Holy crap! It’s that time of the month again!

It’s time for this month’s prize drawing, which is when The Impulsive Buy could possibly make your dreams come true, if your dream is to win a very cheap household or food product from some quasi-product review blog, which has a editor that can’t stop stroking his freshly Veet-ed legs.

Anyway, this month, three lucky Impulsive Buy readers will each receive ONE brand new bottle of Poop Water!

To enter this month’s prize drawing, just leave a comment for THIS post with the words “Plop, plop, fizz, fizz” in it and whatever else you would like to say.

Or, if you think I’m a greedy comment whore, you can also enter by sending me an email with the phrase “Plop, plop, fizz, fizz” in the subject field.

If you leave a comment, you must fill out the email field, because I’ll be emailing the winners for their mailing addresses. Don’t worry about the shipping, I’ll take care of it.

The Impulsive Buy will start accepting entries for the drawing on Tuesday, June 14, 2005 and stop accepting entries on Sunday, June 19, 2005. Only one entry allowed per person.

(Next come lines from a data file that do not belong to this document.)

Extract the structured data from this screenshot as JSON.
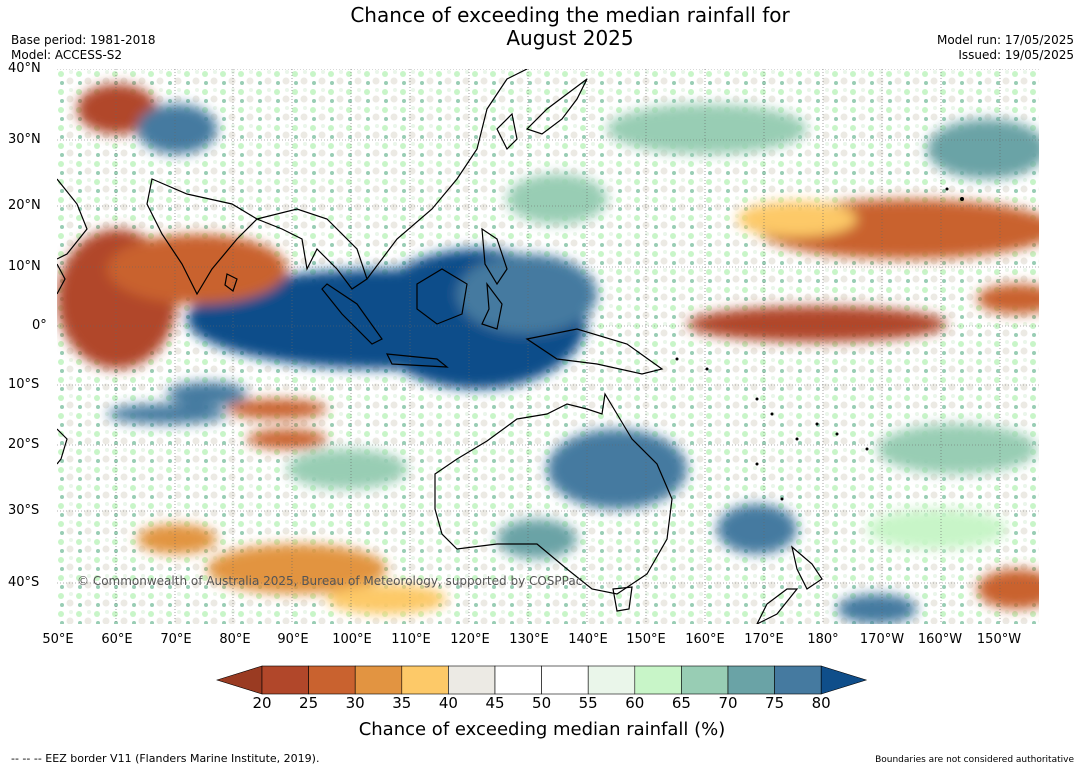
{
  "title_line1": "Chance of exceeding the median rainfall for",
  "title_line2": "August 2025",
  "base_period": "Base period: 1981-2018",
  "model": "Model: ACCESS-S2",
  "model_run": "Model run: 17/05/2025",
  "issued": "Issued: 19/05/2025",
  "copyright": "© Commonwealth of Australia 2025, Bureau of Meteorology, supported by COSPPac",
  "lat_labels": [
    "40°N",
    "30°N",
    "20°N",
    "10°N",
    "0°",
    "10°S",
    "20°S",
    "30°S",
    "40°S"
  ],
  "lon_labels": [
    "50°E",
    "60°E",
    "70°E",
    "80°E",
    "90°E",
    "100°E",
    "110°E",
    "120°E",
    "130°E",
    "140°E",
    "150°E",
    "160°E",
    "170°E",
    "180°",
    "170°W",
    "160°W",
    "150°W"
  ],
  "colorbar": {
    "ticks": [
      "20",
      "25",
      "30",
      "35",
      "40",
      "45",
      "50",
      "55",
      "60",
      "65",
      "70",
      "75",
      "80"
    ],
    "colors": [
      "#9a3b22",
      "#b1472a",
      "#c9622f",
      "#e29441",
      "#fdc968",
      "#eceae4",
      "#ffffff",
      "#ffffff",
      "#eaf6ea",
      "#c8f5c8",
      "#98cdb4",
      "#6aa3a6",
      "#457aa0",
      "#0f4e8a"
    ],
    "title": "Chance of exceeding median rainfall (%)"
  },
  "footer_left": "--  --  -- EEZ border V11 (Flanders Marine Institute, 2019).",
  "footer_right": "Boundaries are not considered authoritative"
}
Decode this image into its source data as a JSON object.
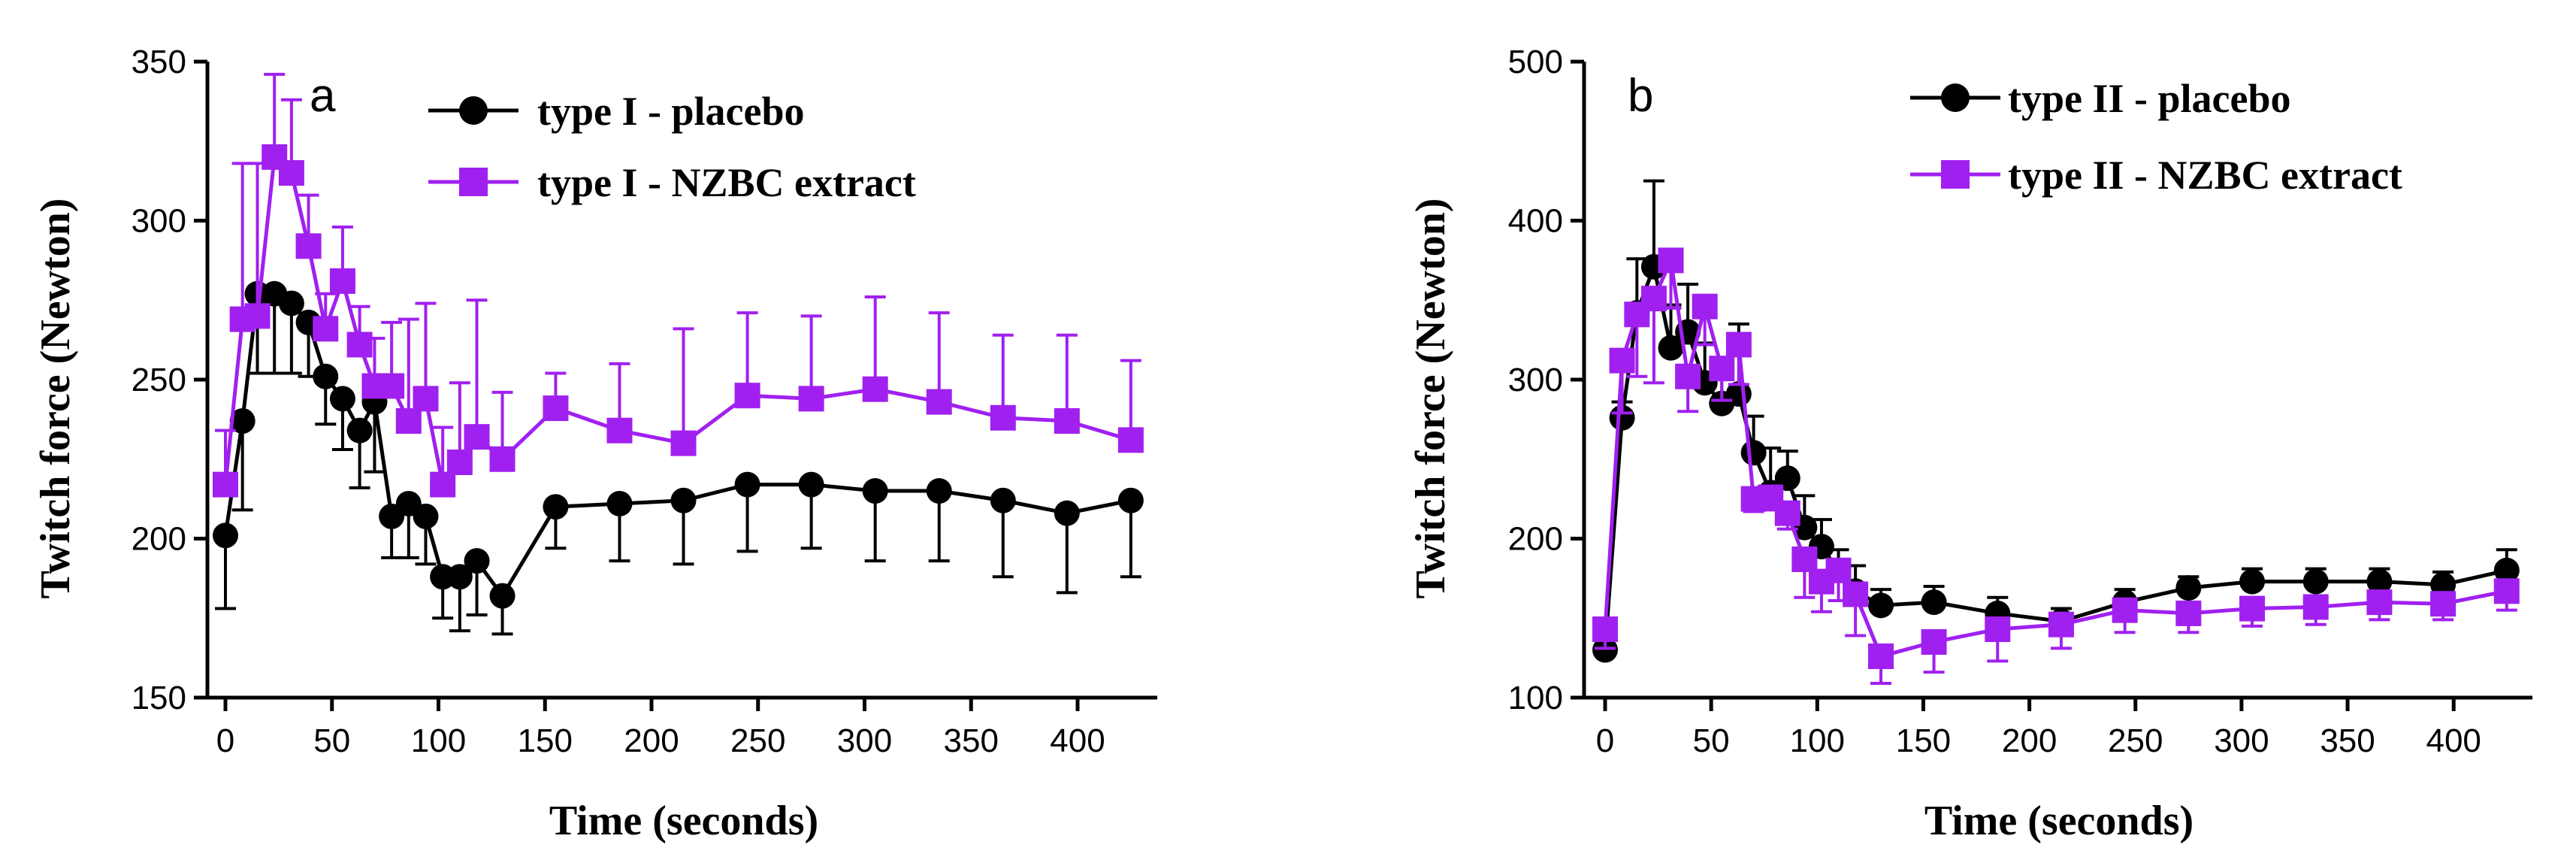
{
  "chart_data": [
    {
      "type": "line",
      "panel_label": "a",
      "xlabel": "Time (seconds)",
      "ylabel": "Twitch force (Newton)",
      "xlim": [
        -10,
        440
      ],
      "ylim": [
        150,
        350
      ],
      "x_ticks": [
        0,
        50,
        100,
        150,
        200,
        250,
        300,
        350,
        400
      ],
      "y_ticks": [
        150,
        200,
        250,
        300,
        350
      ],
      "legend_position": "top",
      "series": [
        {
          "name": "type I - placebo",
          "color": "#000000",
          "marker": "circle",
          "error_direction": "down",
          "x": [
            0,
            8,
            15,
            23,
            31,
            39,
            47,
            55,
            63,
            70,
            78,
            86,
            94,
            102,
            110,
            118,
            130,
            155,
            185,
            215,
            245,
            275,
            305,
            335,
            365,
            395,
            425
          ],
          "y": [
            201,
            237,
            277,
            277,
            274,
            268,
            251,
            244,
            234,
            243,
            207,
            211,
            207,
            188,
            188,
            193,
            182,
            210,
            211,
            212,
            217,
            217,
            215,
            215,
            212,
            208,
            212
          ],
          "err": [
            23,
            28,
            25,
            25,
            22,
            17,
            15,
            16,
            18,
            22,
            13,
            17,
            15,
            13,
            17,
            17,
            12,
            13,
            18,
            20,
            21,
            20,
            22,
            22,
            24,
            25,
            24
          ]
        },
        {
          "name": "type I - NZBC extract",
          "color": "#a020f0",
          "marker": "square",
          "error_direction": "up",
          "x": [
            0,
            8,
            15,
            23,
            31,
            39,
            47,
            55,
            63,
            70,
            78,
            86,
            94,
            102,
            110,
            118,
            130,
            155,
            185,
            215,
            245,
            275,
            305,
            335,
            365,
            395,
            425
          ],
          "y": [
            217,
            269,
            270,
            320,
            315,
            292,
            266,
            281,
            261,
            248,
            248,
            237,
            244,
            217,
            224,
            232,
            225,
            241,
            234,
            230,
            245,
            244,
            247,
            243,
            238,
            237,
            231
          ],
          "err": [
            17,
            49,
            48,
            26,
            23,
            16,
            11,
            17,
            12,
            15,
            20,
            32,
            30,
            18,
            25,
            43,
            21,
            11,
            21,
            36,
            26,
            26,
            29,
            28,
            26,
            27,
            25
          ]
        }
      ]
    },
    {
      "type": "line",
      "panel_label": "b",
      "xlabel": "Time (seconds)",
      "ylabel": "Twitch force (Newton)",
      "xlim": [
        -10,
        440
      ],
      "ylim": [
        100,
        500
      ],
      "x_ticks": [
        0,
        50,
        100,
        150,
        200,
        250,
        300,
        350,
        400
      ],
      "y_ticks": [
        100,
        200,
        300,
        400,
        500
      ],
      "legend_position": "top",
      "series": [
        {
          "name": "type II - placebo",
          "color": "#000000",
          "marker": "circle",
          "error_direction": "up",
          "x": [
            0,
            8,
            15,
            23,
            31,
            39,
            47,
            55,
            63,
            70,
            78,
            86,
            94,
            102,
            110,
            118,
            130,
            155,
            185,
            215,
            245,
            275,
            305,
            335,
            365,
            395,
            425
          ],
          "y": [
            130,
            276,
            342,
            371,
            320,
            330,
            298,
            285,
            291,
            254,
            229,
            238,
            207,
            195,
            180,
            167,
            158,
            160,
            153,
            148,
            160,
            169,
            173,
            173,
            173,
            171,
            180
          ],
          "err": [
            8,
            10,
            34,
            54,
            27,
            30,
            25,
            22,
            44,
            23,
            28,
            17,
            20,
            17,
            13,
            16,
            10,
            10,
            10,
            8,
            8,
            7,
            8,
            8,
            8,
            8,
            13
          ]
        },
        {
          "name": "type II - NZBC extract",
          "color": "#a020f0",
          "marker": "square",
          "error_direction": "down",
          "x": [
            0,
            8,
            15,
            23,
            31,
            39,
            47,
            55,
            63,
            70,
            78,
            86,
            94,
            102,
            110,
            118,
            130,
            155,
            185,
            215,
            245,
            275,
            305,
            335,
            365,
            395,
            425
          ],
          "y": [
            143,
            312,
            341,
            351,
            375,
            302,
            346,
            307,
            322,
            225,
            226,
            216,
            187,
            173,
            180,
            165,
            126,
            135,
            143,
            146,
            155,
            153,
            156,
            157,
            160,
            159,
            167
          ],
          "err": [
            12,
            33,
            39,
            53,
            30,
            22,
            24,
            20,
            25,
            8,
            8,
            10,
            24,
            19,
            19,
            26,
            17,
            19,
            20,
            15,
            14,
            12,
            11,
            11,
            11,
            10,
            12
          ]
        }
      ]
    }
  ]
}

The drawing is ONLY open to those in the United States, US Military APOs, and Canada. (Sorry to the rest of the world.)

To determine the winners, I will write the email of each person who enters on a sheet of two-ply toilet paper and then…Um…

Nope, can’t do that, too sloppy.

Um…Can’t do that either, too smelly.

Oh well, I’ll figure it out later. All I know is that determining the winner will involve my toilet, and maybe a plunger.

Good luck!

Fine Print: The Impulsive Buy promises your email address will not be used to send you spam about how you’re entitled to someone’s money in a foreign country you’ve never heard of. The Impulsive Buy also promise your mailing address will not be used to send you America Online CDs that offer you 1000 free hours. Bribes will not be accepted. The Impulsive Buy will not be responsible for lost mail or the stupidity of any parents who allow their children to stay over at the Neverland Ranch.